I love watching the coworking movement grow and shift, and being lucky enough to get a behind-the-scenes look at how the next phases are taking shape.
But, the inaugural Global Coworking Unconference Conference in Toronto stood out to me as one of the absolute best.
It was both poised and fun, intimate and expansive, and exquisitely well structured while leaving still room fun and spontaneity.
Run by Ashley Proctor, founder of Creative Blueprint and Foundry in Toronto, Ashley made sure that the heartbeat and pulse of coworking was felt throughout the conference.
Veteran GCUC USA founder Liz Elam was there helping Ashley every step of the way.
“Working with Ashley was so easy, and our friendship and collaboration was so effortless,” Liz told me. “I respect her and vica versa—we just get it done.”
Liz has run GCUC for four years and has consistently brought together key influencers in coworking from all over the globe.
At GCUC Canada, Tonya Surman of the Centre for Social Innovation was a featured speaker who dazzled everyone with her eloquent, vivacious tenacity.
Tonya stands for coworking as a human movement and coworking spaces as a container for transformation. She invited the audience to think about the precariously employed, “the precariate,” and how coworking space owners and managers can help these people.
Tonya is strong and empowered, and owns her feminine in a way that is rare and beautiful.
The women behind the coworking movement perhaps serve to reflect the engagement of women who cowork, which is a fast growing contingent, according to Steve King of Emergent Research.
Steve revealed at GCUC Canada that, based on his research, women are more collaborative than men.

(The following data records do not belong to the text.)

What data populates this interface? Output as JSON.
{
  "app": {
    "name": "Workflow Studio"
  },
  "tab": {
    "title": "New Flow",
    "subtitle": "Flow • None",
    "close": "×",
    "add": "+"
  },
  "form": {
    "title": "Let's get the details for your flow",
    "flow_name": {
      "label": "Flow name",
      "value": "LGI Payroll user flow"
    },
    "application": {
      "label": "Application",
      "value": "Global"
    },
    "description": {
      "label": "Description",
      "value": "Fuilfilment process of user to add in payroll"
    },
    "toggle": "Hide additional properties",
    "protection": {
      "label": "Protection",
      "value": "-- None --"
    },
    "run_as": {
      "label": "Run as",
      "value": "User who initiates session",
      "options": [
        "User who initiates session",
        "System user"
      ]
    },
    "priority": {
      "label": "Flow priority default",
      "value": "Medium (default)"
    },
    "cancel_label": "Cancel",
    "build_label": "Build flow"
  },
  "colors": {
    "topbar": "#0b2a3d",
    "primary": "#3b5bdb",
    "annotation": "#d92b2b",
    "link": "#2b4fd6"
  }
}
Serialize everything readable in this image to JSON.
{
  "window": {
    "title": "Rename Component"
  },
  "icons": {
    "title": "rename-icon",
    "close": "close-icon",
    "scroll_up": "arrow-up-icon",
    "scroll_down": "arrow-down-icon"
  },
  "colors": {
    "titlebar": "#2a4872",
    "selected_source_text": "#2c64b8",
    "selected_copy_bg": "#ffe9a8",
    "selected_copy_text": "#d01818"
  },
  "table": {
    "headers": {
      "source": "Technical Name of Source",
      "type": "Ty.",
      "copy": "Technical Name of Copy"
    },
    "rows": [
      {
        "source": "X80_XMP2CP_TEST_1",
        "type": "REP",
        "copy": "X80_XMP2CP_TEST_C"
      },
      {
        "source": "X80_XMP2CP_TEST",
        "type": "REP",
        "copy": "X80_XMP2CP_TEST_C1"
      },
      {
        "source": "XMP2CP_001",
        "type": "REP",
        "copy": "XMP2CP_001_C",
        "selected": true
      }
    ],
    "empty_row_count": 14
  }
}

Seventy-six percent of women say they turn to other coworking members to help solve work challenges (versus 54% of men). And 52% of women say they regularly bounce ideas off other members (versus 42% of men).
Perhaps most importantly, 83% of women rated being part of community very important (versus 69% of men).
According to Steve, women comprise about 52 percent of the membership of US coworking spaces. As the independent workforce grows and as coworking expands (in both space and perhaps definition), we’ll see even more women in coworking.
If Ashley, Tonya and Liz are any indication of the kinds of women we’ll see both spearheading and collaborating in the coworking world, it will be a powerful future indeed.